Она взяла письмо, расправила смятые углы и тем же сдавленным, тоненьким голосом стала читать:
— «…мне могут пришить еще и спекуляцию, тогда я засяду здесь вовсе крепко…» Нет, не это. Вот: «…мне обязательно надо выйти отсюда, пока и меня не запутали. Тогда я все мигом погашу, я знаю как. Попались дураки. Теперь, как в песне поется: «…летят они в жаркие страны, а я не хочу улетать». Передай привет Барбину и скажи ему: пусть он поговорит со своим тестем, Терсковым, тот в приятелях с начальником пароходства, а начальник — депутат Верховного Совета, позвонит кому надо — и скостят Шахворостову хулиганство. А от дела за спекуляцию я тогда и сам уйду. Мне важно на волю. К чертям пока нейлончики всякие. Свобода дороже. Конец! Буду работать. Понимаешь: «Не нужен мне берег турецкий, и Африка мне не нужна». Скажи Барбину, что дружбу я помню, а все остальное забыл и что три тысячи мои — черт с ними…» Костенька, дальше я не могу!
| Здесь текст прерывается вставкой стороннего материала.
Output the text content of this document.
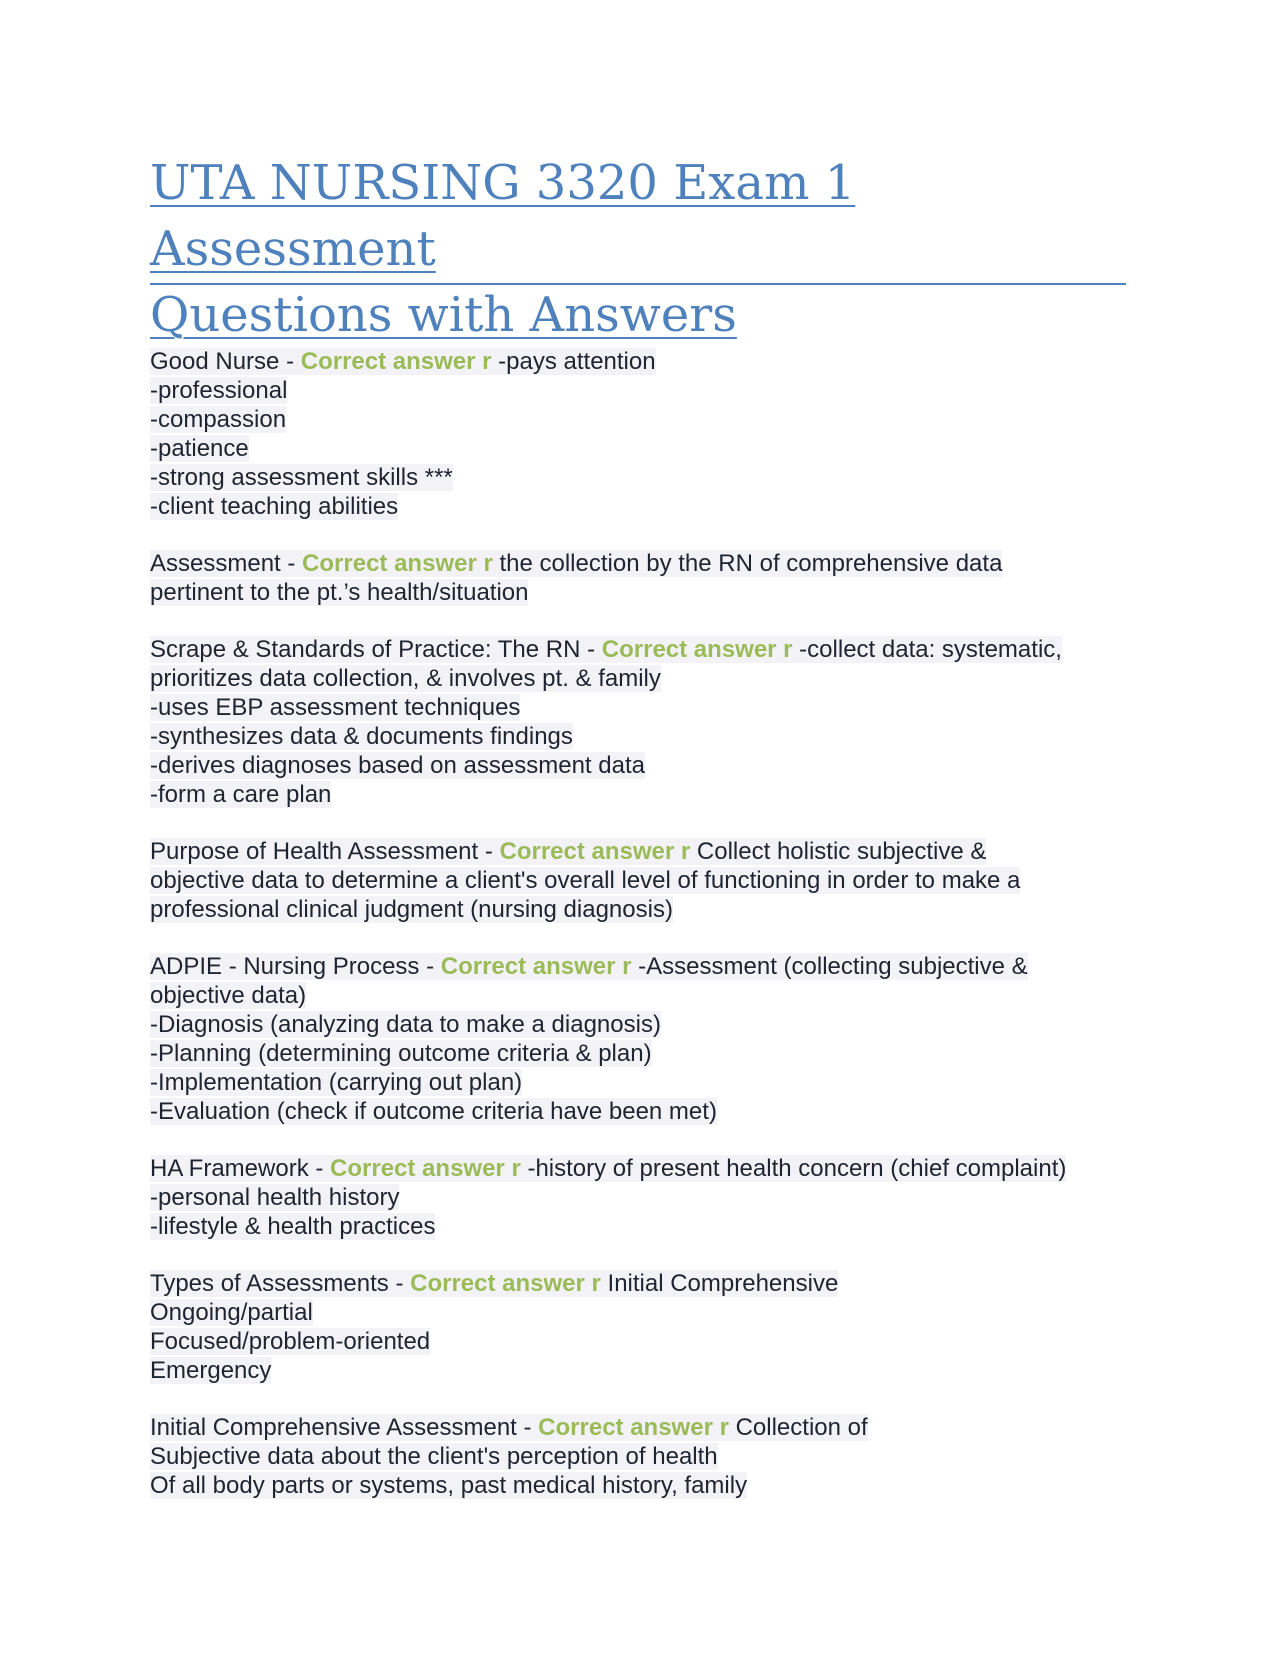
UTA NURSING 3320 Exam 1 Assessment
Questions with Answers
Good Nurse - Correct answer r -pays attention
-professional
-compassion
-patience
-strong assessment skills ***
-client teaching abilities
Assessment - Correct answer r the collection by the RN of comprehensive data
pertinent to the pt.’s health/situation
Scrape & Standards of Practice: The RN - Correct answer r -collect data: systematic,
prioritizes data collection, & involves pt. & family
-uses EBP assessment techniques
-synthesizes data & documents findings
-derives diagnoses based on assessment data
-form a care plan
Purpose of Health Assessment - Correct answer r Collect holistic subjective &
objective data to determine a client's overall level of functioning in order to make a
professional clinical judgment (nursing diagnosis)
ADPIE - Nursing Process - Correct answer r -Assessment (collecting subjective &
objective data)
-Diagnosis (analyzing data to make a diagnosis)
-Planning (determining outcome criteria & plan)
-Implementation (carrying out plan)
-Evaluation (check if outcome criteria have been met)
HA Framework - Correct answer r -history of present health concern (chief complaint)
-personal health history
-lifestyle & health practices
Types of Assessments - Correct answer r Initial Comprehensive
Ongoing/partial
Focused/problem-oriented
Emergency
Initial Comprehensive Assessment - Correct answer r Collection of
Subjective data about the client's perception of health
Of all body parts or systems, past medical history, family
Я выхватил у нее письмо, заглянул в самый конец, который Шура не решилась прочесть. Там было: «Пишу тебе, королева, от тебя Барбин легче растает. Выручай». И подпись: «И. Шахворостов».
Шура следила за мной испуганными глазами и повторяла:
— Зачем он это? Это неправда, Костенька, это неправда.
Вот это гусь! «Барбин от тебя легче растает…» Жди, жди. «Растает». А Шура молодец! Она не стала потихоньку выполнять поручение, честно и открыто обо всем сказала мне. Понятно теперь, почему она и пять дней мучилась, показать письмо не решалась и не могла его бросить в печку: ведь Илья все равно ответа потребует. Он рассчитывает на нее: «Барбин растает…»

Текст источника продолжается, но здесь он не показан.